Web Site Validation

Over the last few days I’ve got this blog and my documents blog to conform to valid XHTML according to the W3C validation service [1].

One significant change that I made was to use lower-case for HTML tags. For about 15 years I’ve been using capitals for tags to make them stand out from content and my blogs are the latest in a long line of web sites with that. Naturally I wasn’t going to correct 900 posts manually so I ran a series of SQL commands such as the following on my database server (where X is the WordPress table prefix):

update X_wp_posts set post_content = replace(post_content,'<PRE>','<pre>');

But make sure you have a good backup of your database before running SQL search and replace commands on your blog data.

After running such commands about 90% of my blog posts conformed, so I only needed to edit about 90 posts to correct things. This process gave some real benefits. One issue is that an apostrophe in a URL must be quoted, otherwise some browsers will link to the desired URL and some will link to a truncated URL. Fixing a couple of variations of this problem resulted in some broken links being fixed.
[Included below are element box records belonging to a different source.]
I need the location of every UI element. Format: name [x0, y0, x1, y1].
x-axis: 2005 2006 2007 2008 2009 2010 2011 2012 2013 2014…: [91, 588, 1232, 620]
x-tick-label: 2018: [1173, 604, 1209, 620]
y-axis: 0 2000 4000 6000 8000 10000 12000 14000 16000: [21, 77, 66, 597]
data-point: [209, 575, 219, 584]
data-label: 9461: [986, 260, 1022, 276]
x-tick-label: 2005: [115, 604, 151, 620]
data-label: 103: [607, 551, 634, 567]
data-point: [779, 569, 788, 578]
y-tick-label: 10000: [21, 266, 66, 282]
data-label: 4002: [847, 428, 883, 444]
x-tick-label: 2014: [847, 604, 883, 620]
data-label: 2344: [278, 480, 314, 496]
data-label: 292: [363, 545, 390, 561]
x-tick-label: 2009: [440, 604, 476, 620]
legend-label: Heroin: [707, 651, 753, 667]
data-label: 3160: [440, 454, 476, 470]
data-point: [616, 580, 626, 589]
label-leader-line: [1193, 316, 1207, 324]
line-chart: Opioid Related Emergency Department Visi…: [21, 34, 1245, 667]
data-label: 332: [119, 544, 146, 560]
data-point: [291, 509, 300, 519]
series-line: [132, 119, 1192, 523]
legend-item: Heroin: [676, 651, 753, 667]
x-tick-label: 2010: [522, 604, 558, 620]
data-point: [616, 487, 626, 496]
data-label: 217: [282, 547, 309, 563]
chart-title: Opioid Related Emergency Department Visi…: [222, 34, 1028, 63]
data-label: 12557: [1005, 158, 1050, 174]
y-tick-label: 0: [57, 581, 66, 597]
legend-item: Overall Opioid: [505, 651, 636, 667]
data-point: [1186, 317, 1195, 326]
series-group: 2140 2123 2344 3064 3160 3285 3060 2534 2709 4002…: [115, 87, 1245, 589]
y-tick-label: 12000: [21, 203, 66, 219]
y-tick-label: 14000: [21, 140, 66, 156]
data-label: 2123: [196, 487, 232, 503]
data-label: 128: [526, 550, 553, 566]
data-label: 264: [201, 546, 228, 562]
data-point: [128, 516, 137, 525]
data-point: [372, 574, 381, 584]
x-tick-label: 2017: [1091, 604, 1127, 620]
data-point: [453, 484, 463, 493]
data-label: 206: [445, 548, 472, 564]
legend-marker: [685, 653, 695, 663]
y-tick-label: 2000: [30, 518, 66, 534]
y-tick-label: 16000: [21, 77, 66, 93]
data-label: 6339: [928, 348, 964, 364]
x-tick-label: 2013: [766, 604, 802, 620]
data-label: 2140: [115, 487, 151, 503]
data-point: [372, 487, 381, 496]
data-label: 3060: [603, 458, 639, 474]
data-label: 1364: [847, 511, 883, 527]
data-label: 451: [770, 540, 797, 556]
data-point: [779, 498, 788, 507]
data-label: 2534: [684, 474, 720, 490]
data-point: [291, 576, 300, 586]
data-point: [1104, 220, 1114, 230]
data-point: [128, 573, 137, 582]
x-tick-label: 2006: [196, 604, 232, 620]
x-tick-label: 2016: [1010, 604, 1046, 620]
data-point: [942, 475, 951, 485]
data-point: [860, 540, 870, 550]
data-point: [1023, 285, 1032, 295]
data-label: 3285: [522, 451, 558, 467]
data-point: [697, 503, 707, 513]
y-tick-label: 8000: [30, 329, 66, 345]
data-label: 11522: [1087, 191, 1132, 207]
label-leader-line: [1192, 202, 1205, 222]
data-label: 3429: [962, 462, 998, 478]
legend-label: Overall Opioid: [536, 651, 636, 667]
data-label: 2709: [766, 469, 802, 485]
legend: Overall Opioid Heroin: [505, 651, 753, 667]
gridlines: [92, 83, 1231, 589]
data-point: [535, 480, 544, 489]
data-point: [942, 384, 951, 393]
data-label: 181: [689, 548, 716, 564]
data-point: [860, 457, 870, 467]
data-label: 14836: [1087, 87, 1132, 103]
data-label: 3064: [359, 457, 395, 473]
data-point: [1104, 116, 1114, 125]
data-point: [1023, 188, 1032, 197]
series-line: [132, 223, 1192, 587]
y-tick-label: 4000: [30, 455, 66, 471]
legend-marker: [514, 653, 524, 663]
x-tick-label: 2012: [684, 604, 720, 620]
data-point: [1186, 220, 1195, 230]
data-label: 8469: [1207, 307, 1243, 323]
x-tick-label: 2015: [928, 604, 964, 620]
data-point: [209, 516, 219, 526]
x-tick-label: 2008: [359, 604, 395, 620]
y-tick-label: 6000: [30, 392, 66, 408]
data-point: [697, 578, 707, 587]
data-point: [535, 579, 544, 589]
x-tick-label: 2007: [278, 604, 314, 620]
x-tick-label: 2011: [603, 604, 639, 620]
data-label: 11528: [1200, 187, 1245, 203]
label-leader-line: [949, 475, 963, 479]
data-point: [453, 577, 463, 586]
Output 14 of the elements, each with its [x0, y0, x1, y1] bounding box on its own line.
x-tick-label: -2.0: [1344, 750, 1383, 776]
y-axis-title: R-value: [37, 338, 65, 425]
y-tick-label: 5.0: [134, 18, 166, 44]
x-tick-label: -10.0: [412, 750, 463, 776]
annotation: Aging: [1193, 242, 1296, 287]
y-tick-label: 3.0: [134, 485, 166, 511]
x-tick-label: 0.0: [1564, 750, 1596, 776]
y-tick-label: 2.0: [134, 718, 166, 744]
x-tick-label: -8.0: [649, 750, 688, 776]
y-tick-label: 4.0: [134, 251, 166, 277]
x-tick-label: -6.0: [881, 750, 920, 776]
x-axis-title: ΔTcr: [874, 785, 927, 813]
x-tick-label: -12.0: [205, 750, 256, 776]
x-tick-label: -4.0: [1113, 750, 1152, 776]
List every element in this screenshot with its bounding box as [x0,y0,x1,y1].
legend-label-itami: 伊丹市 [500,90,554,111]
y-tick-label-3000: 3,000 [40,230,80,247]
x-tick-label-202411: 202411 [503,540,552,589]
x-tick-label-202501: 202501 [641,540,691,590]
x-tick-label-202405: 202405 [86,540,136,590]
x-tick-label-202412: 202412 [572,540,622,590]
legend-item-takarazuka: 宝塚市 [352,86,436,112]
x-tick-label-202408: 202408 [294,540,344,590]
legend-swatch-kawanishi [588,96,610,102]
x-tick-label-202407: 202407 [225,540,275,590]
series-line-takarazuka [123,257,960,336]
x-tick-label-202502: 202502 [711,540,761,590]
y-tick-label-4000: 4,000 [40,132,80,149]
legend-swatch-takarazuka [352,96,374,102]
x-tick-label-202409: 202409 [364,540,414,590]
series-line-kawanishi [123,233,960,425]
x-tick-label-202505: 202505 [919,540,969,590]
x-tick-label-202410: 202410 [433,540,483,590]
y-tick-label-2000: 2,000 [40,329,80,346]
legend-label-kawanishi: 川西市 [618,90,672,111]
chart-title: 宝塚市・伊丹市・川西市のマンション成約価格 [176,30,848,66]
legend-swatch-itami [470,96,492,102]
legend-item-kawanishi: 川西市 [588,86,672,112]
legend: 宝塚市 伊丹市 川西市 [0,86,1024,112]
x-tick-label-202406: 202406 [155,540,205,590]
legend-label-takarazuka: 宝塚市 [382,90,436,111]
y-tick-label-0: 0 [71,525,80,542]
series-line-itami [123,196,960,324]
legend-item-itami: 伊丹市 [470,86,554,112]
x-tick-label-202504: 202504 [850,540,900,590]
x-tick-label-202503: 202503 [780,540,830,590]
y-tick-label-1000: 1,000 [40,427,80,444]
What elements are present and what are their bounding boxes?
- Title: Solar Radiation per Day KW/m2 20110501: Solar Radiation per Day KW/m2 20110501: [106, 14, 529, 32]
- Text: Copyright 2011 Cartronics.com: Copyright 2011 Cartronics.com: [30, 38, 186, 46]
Another issue is that you can’t have paragraphs (<p> tags) within list items, fixing this made some of my posts align correctly – it was a tricky fix, in some cases I had to use <br/> to break up text in a list item and sometimes I replaced lists with different sections delimited by <h3> headings (which apparently is rumored to give better SEO).

It would make a really nice WordPress feature to be able to do W3C validation as part of the publishing process, ideally an attempt to publish or schedule a post would result in a message saying “saved as a draft because it’s not valid XHTML” if the checks failed. The source to the W3C validation software is significantly larger than WordPress [2], but it seems to me that there are two main types of WordPress installations, small ones for personal use (which tend to be on fairly idle servers) and big ones that have so much traffic that the resource usage of validation would be nothing compared to the ongoing load.

As there seems to be no way of validating my posts before publication my best option is the W3C button I now have on my blog. This allows me to validate the page at a click so while I can’t entirely avoid the risk of publishing a post with invalid XHTML I can at least fix it rapidly enough that hardly anyone will notice.

It also seems like a useful feature to have aggregators like Venus [3] check for valid HTML and not display posts unless they are valid. It’s not a feature that could be enabled immediately (I’m sure that if you click on this link to the W3C validation service [1] from a Planet feed you will see lots of errors and warnings), but once bloggers have time to fix their installation it would allow preventing some of the common annoyances of Planet installations. It’s not uncommon on popular Planets to have unmatched tags in a post which results in significant amounts of the content being bold, underlined, in italics, or for the greatest annoyance struck-out. I know that this may be a controversial suggestion, but please consider why you are blogging – if you are blogging for the benefit of your readers (which seems to be the case for everyone other than sploggers) then it seems that the readers will benefit more by not having a broken post syndicated than they would benefit from having it syndicated and thus messing up the display of many following posts.

The next thing on my todo list in this regard is to do some tests of accessibility. The work that I have done to pass the XHTML validation tests has helped to some degree – if nothing else the images now all have alt= descriptions, but I expect that it will be a lot of work. The WordPress Codex has a page about accessibility, I haven’t read all of it yet [4].

Does anyone have any recommendations for free automated systems that check web sites for accessibility? What would be ideal is a service that allows different levels of warnings, so instead of trying to fix all problems at once I could start by quickly fixing the most serious problems on the most popular posts and finish the job at some later date.

3 comments to Web Site Validation

  • Do yourself a favour Russell and validate to HTML5. :-)

    XHTML has too many problems to mention.

  • Have a look at this:


    There are validation targets that use xmlstarlet and a
    standalone XHTML/1.1 DTD (all I need as everything of
    mine uses it) to validate. Of course, the W3C validator
    *may* do additional things, but this is a basic test I
    use before committing.

    There’s some magic, especially in the former (as it con-
    verts these *.inc files to XML first) but also in the
    latter. The reason for this is that xmlstarlet fails if
    there is an URI given in the doctype, which however must
    be used in the on-site copy. The www/data/Makefile is a
    snippet that can be used well for validating only HTML
    snippets instead of whole pages.


  • Planet aggregators do not have to do a full html validation; they only have to ensure tags are balanced within a post. It’s really inexcusible for such an aggregator not to do so.

    My own aggregator (ikiwiki) provides two ways to do it, either by using the HTML::TreeBuilder module to build a html parse tree and re-emitting with balanced tags, or by calling out to tidy(1), which will go all the way to generate valid html (or in rare cases, give up and declare the post unparseable).